2006-05-24

 

Back to some shader programming

There is something magic in programming shaders. Like, when you edit one of our standard shaders and save, say, nine instructions in it - the feeling is really good. Maybe because, well, it's a standard shader - so that means everyone's graphics will actually render faster. Nice!

Maybe it's because shaders are such a short piece of code, without too complex dependencies... I'm sure anyone who knows graphics hardware will corect me here, but let's oversimplify and pretend that shaders actually execute in a simple way... So when you make a shader shorter, you pretty much know it's going to be faster. When you make it "look better", it almost certainly will look better. Try doing that in your regular big codebase - by optimizing something you may break something else; and in general you have no clue what to optimize unless you do your profiling homework. So, my take is that shaders are much simpler, so the joys of looking at assembly output actually make sense.

So, yeah, I'm back to some shader programming.

Comments
Hurray for the simple yet powerful toys ;)

Mav.
 
haha yeah i know this feeling exactly. it's always nice too after some time to go back through some shaders and realize an optimization. pixel shaders are great because you find a way to save a cycle or two then can multiply that by the number of pixels on the screen using that shader and feel very good about your even 1 cycle optimization. :D
 
uhmm... except that it's becoming not so true this days ;)
 
yeah. It's sad that programmers have so little insight about what happens in the hardware. We don't have to worry about threads, stalls, partial stalls, bypasses, load balancing, and all the schedulling problems that the compiler (assembler) solves for us.

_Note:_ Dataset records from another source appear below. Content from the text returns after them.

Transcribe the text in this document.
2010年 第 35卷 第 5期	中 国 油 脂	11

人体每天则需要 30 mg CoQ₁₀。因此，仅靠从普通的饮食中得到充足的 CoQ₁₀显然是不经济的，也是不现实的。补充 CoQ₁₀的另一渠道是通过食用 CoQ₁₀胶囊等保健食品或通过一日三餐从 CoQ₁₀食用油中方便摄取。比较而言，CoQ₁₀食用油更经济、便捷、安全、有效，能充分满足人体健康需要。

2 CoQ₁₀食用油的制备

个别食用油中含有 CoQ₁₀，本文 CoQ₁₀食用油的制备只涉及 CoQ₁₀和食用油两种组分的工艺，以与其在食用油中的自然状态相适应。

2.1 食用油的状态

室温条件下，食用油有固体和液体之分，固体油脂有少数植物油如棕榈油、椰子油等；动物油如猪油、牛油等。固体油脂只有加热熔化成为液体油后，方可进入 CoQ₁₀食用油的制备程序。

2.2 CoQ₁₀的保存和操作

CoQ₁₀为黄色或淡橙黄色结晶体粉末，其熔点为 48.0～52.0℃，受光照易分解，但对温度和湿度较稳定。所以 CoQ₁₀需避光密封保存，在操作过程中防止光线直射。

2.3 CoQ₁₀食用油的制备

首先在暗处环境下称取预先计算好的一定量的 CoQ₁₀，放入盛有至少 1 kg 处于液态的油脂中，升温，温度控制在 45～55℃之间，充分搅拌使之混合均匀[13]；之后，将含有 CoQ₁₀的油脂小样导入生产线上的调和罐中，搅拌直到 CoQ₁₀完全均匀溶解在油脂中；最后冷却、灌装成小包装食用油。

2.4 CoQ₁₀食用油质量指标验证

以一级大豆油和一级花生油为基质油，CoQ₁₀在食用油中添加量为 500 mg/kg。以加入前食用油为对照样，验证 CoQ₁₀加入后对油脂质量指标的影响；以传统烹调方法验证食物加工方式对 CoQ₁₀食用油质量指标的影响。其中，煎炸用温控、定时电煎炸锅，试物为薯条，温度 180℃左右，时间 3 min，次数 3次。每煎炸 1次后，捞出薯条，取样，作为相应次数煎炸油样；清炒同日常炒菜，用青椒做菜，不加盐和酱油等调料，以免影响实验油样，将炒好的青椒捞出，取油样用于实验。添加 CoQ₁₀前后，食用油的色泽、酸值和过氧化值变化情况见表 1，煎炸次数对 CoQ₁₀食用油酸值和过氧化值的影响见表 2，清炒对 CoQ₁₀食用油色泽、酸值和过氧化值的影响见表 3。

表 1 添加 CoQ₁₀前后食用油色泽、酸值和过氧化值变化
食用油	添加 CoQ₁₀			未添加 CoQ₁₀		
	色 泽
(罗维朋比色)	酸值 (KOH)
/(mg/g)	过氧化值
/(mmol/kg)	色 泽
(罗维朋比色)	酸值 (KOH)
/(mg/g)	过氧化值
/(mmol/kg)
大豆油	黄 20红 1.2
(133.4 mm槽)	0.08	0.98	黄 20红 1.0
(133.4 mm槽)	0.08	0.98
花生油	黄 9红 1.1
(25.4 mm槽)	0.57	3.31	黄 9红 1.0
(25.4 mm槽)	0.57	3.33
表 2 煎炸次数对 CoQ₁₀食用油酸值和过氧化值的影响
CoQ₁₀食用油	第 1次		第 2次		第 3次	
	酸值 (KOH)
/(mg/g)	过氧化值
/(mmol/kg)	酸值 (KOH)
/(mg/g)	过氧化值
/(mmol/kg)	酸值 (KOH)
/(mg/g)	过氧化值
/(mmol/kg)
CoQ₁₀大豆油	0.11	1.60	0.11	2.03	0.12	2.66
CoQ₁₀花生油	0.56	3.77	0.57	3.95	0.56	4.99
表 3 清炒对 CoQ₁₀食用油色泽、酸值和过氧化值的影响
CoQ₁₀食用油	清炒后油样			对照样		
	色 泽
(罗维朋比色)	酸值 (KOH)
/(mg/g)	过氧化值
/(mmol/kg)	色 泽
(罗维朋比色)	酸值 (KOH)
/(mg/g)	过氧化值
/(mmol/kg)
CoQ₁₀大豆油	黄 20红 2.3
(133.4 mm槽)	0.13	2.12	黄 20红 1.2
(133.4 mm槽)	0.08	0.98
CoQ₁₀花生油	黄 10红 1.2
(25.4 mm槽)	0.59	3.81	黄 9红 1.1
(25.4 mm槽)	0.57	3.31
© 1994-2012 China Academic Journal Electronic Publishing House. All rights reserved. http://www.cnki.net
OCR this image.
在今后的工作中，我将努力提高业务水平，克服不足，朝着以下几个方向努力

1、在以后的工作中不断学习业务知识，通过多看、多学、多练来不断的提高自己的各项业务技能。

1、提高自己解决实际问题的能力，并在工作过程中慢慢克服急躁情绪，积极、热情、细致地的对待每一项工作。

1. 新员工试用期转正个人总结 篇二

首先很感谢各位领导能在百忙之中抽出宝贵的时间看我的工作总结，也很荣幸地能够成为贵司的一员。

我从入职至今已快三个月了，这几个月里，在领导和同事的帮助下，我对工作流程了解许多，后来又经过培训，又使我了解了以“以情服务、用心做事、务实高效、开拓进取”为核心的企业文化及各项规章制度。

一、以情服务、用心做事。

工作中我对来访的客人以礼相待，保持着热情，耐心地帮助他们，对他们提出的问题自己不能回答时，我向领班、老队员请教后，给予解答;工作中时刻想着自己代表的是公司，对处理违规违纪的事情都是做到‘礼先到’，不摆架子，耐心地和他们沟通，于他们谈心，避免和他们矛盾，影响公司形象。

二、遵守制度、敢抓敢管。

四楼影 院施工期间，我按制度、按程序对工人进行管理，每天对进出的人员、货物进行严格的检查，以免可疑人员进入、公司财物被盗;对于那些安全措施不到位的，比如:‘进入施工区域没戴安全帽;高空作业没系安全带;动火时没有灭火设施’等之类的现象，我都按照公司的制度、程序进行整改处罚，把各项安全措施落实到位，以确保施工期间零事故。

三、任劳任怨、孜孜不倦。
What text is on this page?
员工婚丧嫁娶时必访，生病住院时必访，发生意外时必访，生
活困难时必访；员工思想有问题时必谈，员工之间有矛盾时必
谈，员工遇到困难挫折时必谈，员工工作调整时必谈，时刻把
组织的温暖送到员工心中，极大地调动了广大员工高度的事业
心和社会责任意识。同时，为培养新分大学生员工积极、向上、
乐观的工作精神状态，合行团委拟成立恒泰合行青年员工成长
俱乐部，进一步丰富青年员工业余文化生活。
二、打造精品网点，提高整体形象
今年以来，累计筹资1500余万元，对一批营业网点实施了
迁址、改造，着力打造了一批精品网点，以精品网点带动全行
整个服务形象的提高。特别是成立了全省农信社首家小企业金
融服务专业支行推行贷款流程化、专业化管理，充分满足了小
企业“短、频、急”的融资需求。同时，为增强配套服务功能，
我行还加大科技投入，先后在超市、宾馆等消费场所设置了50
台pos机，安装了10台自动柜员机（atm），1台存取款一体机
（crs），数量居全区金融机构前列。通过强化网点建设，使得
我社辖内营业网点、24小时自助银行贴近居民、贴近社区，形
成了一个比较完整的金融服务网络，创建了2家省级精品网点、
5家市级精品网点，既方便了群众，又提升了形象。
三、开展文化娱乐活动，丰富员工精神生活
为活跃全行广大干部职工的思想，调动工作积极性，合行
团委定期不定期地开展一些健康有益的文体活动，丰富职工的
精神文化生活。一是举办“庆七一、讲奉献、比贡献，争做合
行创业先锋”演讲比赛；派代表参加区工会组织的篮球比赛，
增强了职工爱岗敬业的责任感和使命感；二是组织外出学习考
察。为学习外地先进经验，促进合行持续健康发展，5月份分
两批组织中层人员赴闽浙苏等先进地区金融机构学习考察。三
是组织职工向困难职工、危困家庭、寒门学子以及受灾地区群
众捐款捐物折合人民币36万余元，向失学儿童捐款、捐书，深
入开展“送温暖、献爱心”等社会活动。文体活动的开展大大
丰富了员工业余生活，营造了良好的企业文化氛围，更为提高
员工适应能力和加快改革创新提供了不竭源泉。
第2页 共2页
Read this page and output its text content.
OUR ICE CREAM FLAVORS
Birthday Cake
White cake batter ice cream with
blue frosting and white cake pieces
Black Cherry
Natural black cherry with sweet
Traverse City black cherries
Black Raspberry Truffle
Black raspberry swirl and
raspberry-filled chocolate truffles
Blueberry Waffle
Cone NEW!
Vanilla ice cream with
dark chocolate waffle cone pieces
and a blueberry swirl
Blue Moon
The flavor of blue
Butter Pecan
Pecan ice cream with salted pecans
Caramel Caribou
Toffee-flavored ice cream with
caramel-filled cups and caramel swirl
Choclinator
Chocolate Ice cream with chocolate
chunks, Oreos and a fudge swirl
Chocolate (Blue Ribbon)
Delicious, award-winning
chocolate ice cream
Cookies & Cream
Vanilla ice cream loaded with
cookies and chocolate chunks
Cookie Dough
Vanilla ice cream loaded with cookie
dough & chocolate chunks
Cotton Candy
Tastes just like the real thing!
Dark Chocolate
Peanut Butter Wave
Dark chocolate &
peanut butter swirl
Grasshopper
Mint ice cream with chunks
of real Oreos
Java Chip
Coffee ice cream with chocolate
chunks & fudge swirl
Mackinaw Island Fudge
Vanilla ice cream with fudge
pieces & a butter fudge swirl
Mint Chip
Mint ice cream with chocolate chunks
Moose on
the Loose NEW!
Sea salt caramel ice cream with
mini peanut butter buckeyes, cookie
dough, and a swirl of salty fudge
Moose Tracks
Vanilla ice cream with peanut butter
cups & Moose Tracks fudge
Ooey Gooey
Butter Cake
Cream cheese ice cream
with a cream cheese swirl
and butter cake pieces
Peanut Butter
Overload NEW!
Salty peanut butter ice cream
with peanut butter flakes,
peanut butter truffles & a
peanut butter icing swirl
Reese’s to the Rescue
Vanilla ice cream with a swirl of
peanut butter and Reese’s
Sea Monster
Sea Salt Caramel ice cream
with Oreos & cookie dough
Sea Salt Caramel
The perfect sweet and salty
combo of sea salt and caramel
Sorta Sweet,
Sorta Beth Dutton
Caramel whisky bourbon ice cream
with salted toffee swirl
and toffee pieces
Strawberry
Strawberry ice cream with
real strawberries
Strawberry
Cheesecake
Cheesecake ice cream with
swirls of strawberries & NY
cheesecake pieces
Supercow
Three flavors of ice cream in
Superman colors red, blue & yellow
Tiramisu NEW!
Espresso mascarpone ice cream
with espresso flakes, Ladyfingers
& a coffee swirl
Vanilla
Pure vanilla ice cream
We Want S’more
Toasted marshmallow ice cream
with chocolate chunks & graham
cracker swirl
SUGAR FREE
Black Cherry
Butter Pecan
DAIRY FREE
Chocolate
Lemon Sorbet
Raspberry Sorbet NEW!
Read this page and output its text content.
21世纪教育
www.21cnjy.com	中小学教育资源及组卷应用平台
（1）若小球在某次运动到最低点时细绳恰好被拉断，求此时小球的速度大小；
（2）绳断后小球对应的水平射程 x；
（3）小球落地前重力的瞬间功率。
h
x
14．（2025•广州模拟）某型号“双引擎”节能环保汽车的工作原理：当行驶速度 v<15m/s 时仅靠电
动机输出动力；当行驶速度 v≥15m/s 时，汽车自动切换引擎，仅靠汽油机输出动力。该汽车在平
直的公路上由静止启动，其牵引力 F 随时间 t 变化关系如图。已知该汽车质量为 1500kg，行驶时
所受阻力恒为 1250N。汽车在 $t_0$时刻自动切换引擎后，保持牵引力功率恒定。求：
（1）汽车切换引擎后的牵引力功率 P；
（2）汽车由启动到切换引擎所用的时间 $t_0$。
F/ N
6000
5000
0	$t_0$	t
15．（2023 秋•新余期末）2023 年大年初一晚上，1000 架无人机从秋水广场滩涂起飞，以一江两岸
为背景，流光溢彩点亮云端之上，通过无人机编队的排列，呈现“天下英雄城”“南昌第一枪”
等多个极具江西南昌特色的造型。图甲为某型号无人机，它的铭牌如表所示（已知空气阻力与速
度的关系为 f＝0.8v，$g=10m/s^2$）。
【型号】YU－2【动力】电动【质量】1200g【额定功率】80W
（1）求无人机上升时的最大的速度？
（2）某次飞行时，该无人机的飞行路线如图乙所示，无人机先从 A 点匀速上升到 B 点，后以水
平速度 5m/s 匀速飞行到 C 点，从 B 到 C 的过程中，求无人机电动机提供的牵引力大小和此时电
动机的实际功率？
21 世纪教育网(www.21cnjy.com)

On one side, being isolated from those problems is nice, because the two major IHVs have very different architectures, and not exposing that information allows them to change the architecture from one generation to the next.

However, I don't really like this situation. IHVs are monopolizing information that in the case of CPUs was public knowledge. On the days of the Pentium I used to know the uv pareability of every asm instruction and the number of cycles it took to execute. People could write compilers on their own! Today only IHVs can do that and if they don't support your favourite platform, (ie linux-ppc) you are screwed.

In any case, I'd recommend to use nvShaderPerf on nvidia hardware, sometimes you will get a surprise as shorter does not always mean faster.
 
ReJ/Ignacio: yeah, that's what my mean by "let's oversimplify a bit".
Still, the nice thing about shaders is that you can profile fairly easily, and (another oversimplification here) they are quite independent from the rest of your "stuff".